Department of Mathematics and Numerical Simulation and High-Performance Computing Laboratory, School of Sciences, Nanchang University, Nanchang 330031, China.
Bioinformatics. 2022 Mar 4;38(6):1542-1549. doi: 10.1093/bioinformatics/btab848.
Efficiently identifying genes based on gene expression level have been studied to help to classify different cancer types and improve the prediction performance. Logistic regression model based on regularization technique is often one of the effective approaches for simultaneously realizing prediction and feature (gene) selection in genomic data of high dimensionality. However, standard methods ignore biological group structure and generally result in poorer predictive models.
In this article, we develop a classifier named Stacked SGL that satisfies the criteria of prediction, stability and selection based on sparse group lasso penalty by stacking. Sparse group lasso has a mixing parameter representing the ratio of lasso to group lasso, thus providing a compromise between selecting a subset of sparse feature groups and introducing sparsity within each group. We propose to use stacked generalization to combine different ratios rather than choosing one ratio, which could help to overcome the inadaptability of sparse group lasso for some data. Considering that stacking weakens feature selection, we perform a post hoc feature selection which might slightly reduce predictive performance, but it shows superior in feature selection. Experimental results on simulation demonstrate that our approach enjoys competitive and stable classification performance and lower false discovery rate in feature selection for varying sets of data compared with other regularization methods. In addition, our method presents better accuracy in three public cancer datasets and identifies more powerful discriminatory and potential mutation genes for thyroid carcinoma.
The real data underlying this article are available from https://github.com/huanheaha/Stacked_SGL; https://zenodo.org/record/5761577#.YbAUyciEwk2.

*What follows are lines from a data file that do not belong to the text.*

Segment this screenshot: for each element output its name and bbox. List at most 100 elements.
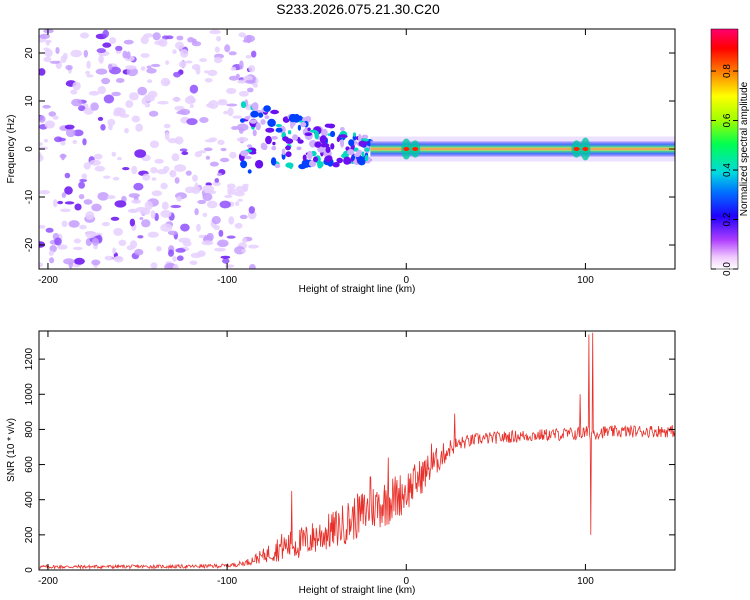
spectrogram-noise-blob bbox=[208, 137, 218, 142]
spectrogram-noise-blob bbox=[204, 147, 213, 152]
spectrogram-noise-blob bbox=[129, 240, 138, 249]
spectrogram-noise-blob bbox=[209, 29, 222, 35]
spectrogram-noise-blob bbox=[139, 217, 144, 220]
spectrogram-noise-blob bbox=[148, 110, 159, 117]
spectrogram-noise-blob bbox=[64, 172, 71, 179]
spectrogram-noise-blob bbox=[239, 214, 248, 220]
spectrogram-noise-blob bbox=[88, 90, 100, 96]
spectrogram-noise-blob bbox=[45, 227, 54, 233]
spectrogram-noise-blob bbox=[110, 216, 120, 221]
spectrogram-noise-blob bbox=[115, 78, 125, 83]
spectrogram-noise-blob bbox=[39, 190, 50, 195]
spectrogram-noise-blob bbox=[39, 225, 46, 229]
spectrogram-noise-blob bbox=[140, 53, 150, 58]
snr-xtick-label: -100 bbox=[217, 576, 237, 587]
spectrogram-noise-blob bbox=[227, 187, 232, 196]
spectrogram-noise-blob bbox=[72, 246, 83, 251]
spectrogram-noise-blob bbox=[229, 151, 237, 159]
snr-ytick-label: 0 bbox=[24, 567, 35, 573]
spectrogram-signal-blob bbox=[267, 118, 276, 127]
spectrogram-noise-blob bbox=[49, 60, 61, 64]
spectrogram-signal-blob bbox=[240, 150, 249, 157]
spectrogram-noise-blob bbox=[172, 49, 177, 54]
figure-title: S233.2026.075.21.30.C20 bbox=[276, 1, 440, 17]
spectrogram-noise-blob bbox=[172, 256, 177, 262]
spectrogram-noise-blob bbox=[245, 79, 256, 84]
spectrogram-noise-blob bbox=[109, 37, 117, 44]
spectrogram-noise-blob bbox=[154, 212, 159, 222]
spectrogram-noise-blob bbox=[39, 262, 44, 268]
spectrogram-signal-blob bbox=[271, 145, 277, 151]
spectrogram-noise-blob bbox=[39, 33, 50, 39]
spectrogram-noise-blob bbox=[197, 250, 206, 257]
spectrogram-noise-blob bbox=[165, 60, 170, 65]
spectrogram-noise-blob bbox=[83, 49, 89, 58]
spectrogram-noise-blob bbox=[156, 246, 162, 252]
spectrogram-noise-blob bbox=[91, 203, 102, 212]
spectrogram-signal-blob bbox=[240, 101, 247, 109]
spectrogram-noise-blob bbox=[238, 32, 246, 38]
spectrogram-noise-blob bbox=[194, 151, 202, 158]
spectrogram-noise-blob bbox=[165, 35, 174, 40]
spectrogram-noise-blob bbox=[216, 172, 223, 176]
spectrogram-signal-blob bbox=[297, 139, 304, 144]
spectrogram-signal-blob bbox=[361, 151, 365, 157]
spectrogram-noise-blob bbox=[141, 97, 147, 105]
spectrogram-noise-blob bbox=[141, 219, 151, 228]
spectrogram-noise-blob bbox=[53, 199, 58, 208]
spectrogram-signal-blob bbox=[330, 130, 336, 138]
snr-ylabel: SNR (10 * v/v) bbox=[6, 418, 17, 482]
spectrogram-noise-blob bbox=[226, 103, 238, 107]
spectrogram-band-halo bbox=[370, 136, 675, 162]
spectrogram-noise-blob bbox=[64, 186, 73, 195]
snr-xtick-label: 100 bbox=[577, 576, 594, 587]
spectrogram-noise-blob bbox=[168, 249, 174, 257]
spectrogram-noise-blob bbox=[205, 155, 210, 160]
spectrogram-noise-blob bbox=[129, 92, 139, 101]
spectrogram-noise-blob bbox=[217, 139, 225, 145]
spectrogram-noise-blob bbox=[70, 89, 78, 95]
spectrogram-noise-blob bbox=[113, 227, 123, 236]
spectrogram-noise-blob bbox=[103, 94, 115, 104]
spectrogram-noise-blob bbox=[182, 240, 192, 247]
spectrogram-noise-blob bbox=[173, 71, 181, 78]
spectrogram-noise-blob bbox=[122, 167, 130, 171]
spectrogram-noise-blob bbox=[112, 176, 120, 181]
spectrogram-noise-blob bbox=[196, 223, 201, 232]
colorbar-tick-label: 0.6 bbox=[722, 113, 733, 127]
spectrogram-noise-blob bbox=[79, 178, 88, 183]
spectrogram-noise-blob bbox=[102, 42, 112, 48]
spectrogram-signal-blob bbox=[358, 133, 362, 143]
spectrogram-signal-blob bbox=[348, 139, 355, 147]
spectrogram-band-peak bbox=[412, 147, 419, 151]
spectrogram-signal-blob bbox=[240, 160, 248, 169]
spectrogram-signal-blob bbox=[249, 119, 257, 124]
spectrogram-signal-blob bbox=[361, 134, 369, 139]
spectrogram-noise-blob bbox=[194, 208, 199, 216]
spectrogram-noise-blob bbox=[125, 65, 137, 70]
spectrogram-signal-blob bbox=[354, 153, 361, 158]
spectrogram-noise-blob bbox=[170, 204, 182, 209]
spectrogram-noise-blob bbox=[96, 48, 107, 54]
spectrogram-noise-blob bbox=[234, 222, 243, 229]
spectrogram-noise-blob bbox=[199, 58, 208, 62]
spectrogram-signal-blob bbox=[330, 143, 335, 150]
spectrogram-signal-blob bbox=[340, 139, 345, 148]
spectrogram-noise-blob bbox=[78, 194, 85, 200]
spectrogram-noise-blob bbox=[83, 162, 91, 170]
spectrogram-noise-blob bbox=[94, 153, 103, 160]
spectrogram-noise-blob bbox=[137, 86, 147, 96]
spectrogram-noise-blob bbox=[79, 224, 87, 230]
snr-ytick-label: 1000 bbox=[24, 383, 35, 406]
spectrogram-noise-blob bbox=[149, 140, 160, 149]
spectrogram-noise-blob bbox=[213, 56, 223, 64]
snr-series-line bbox=[39, 332, 675, 570]
spectrogram-signal-blob bbox=[247, 169, 252, 174]
spectrogram-signal-blob bbox=[258, 112, 264, 118]
spectrogram-signal-blob bbox=[287, 130, 292, 135]
spectrogram-noise-blob bbox=[150, 262, 158, 269]
spectrogram-signal-blob bbox=[289, 163, 293, 170]
spectrogram-noise-blob bbox=[167, 230, 178, 236]
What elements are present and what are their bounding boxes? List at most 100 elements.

Supplementary data are available at Bioinformatics online.
基于基因表达水平对基因进行有效识别的研究有助于对不同癌症类型进行分类,并提高预测性能。基于正则化技术的逻辑回归模型通常是在高维基因组数据中同时实现预测和特征(基因)选择的有效方法之一。然而,标准方法忽略了生物学组结构,通常会导致预测模型较差。
在本文中,我们开发了一种名为 Stacked SGL 的分类器,该分类器通过堆叠满足稀疏组套索惩罚的预测、稳定性和选择标准。稀疏组套索具有一个混合参数,表示套索与组套索的比例,从而在选择稀疏特征组的子集和在每个组内引入稀疏性之间提供了一种折衷。我们建议使用堆叠泛化来组合不同的比率,而不是选择一个比率,这有助于克服稀疏组套索对某些数据的不适应性。考虑到堆叠会削弱特征选择,我们进行了事后特征选择,这可能会略微降低预测性能,但在特征选择方面表现出色。模拟实验结果表明,与其他正则化方法相比,我们的方法在不同数据集的分类性能具有竞争力且稳定,在特征选择中具有较低的假发现率。此外,我们的方法在三个公开的癌症数据集上表现出更好的准确性,并为甲状腺癌识别出更强大的鉴别和潜在突变基因。
本文所依据的真实数据可从以下网址获得:https://github.com/huanheaha/Stacked_SGL;https://zenodo.org/record/5761577#.YbAUyciEwk2。
补充数据可在生物信息学在线获得。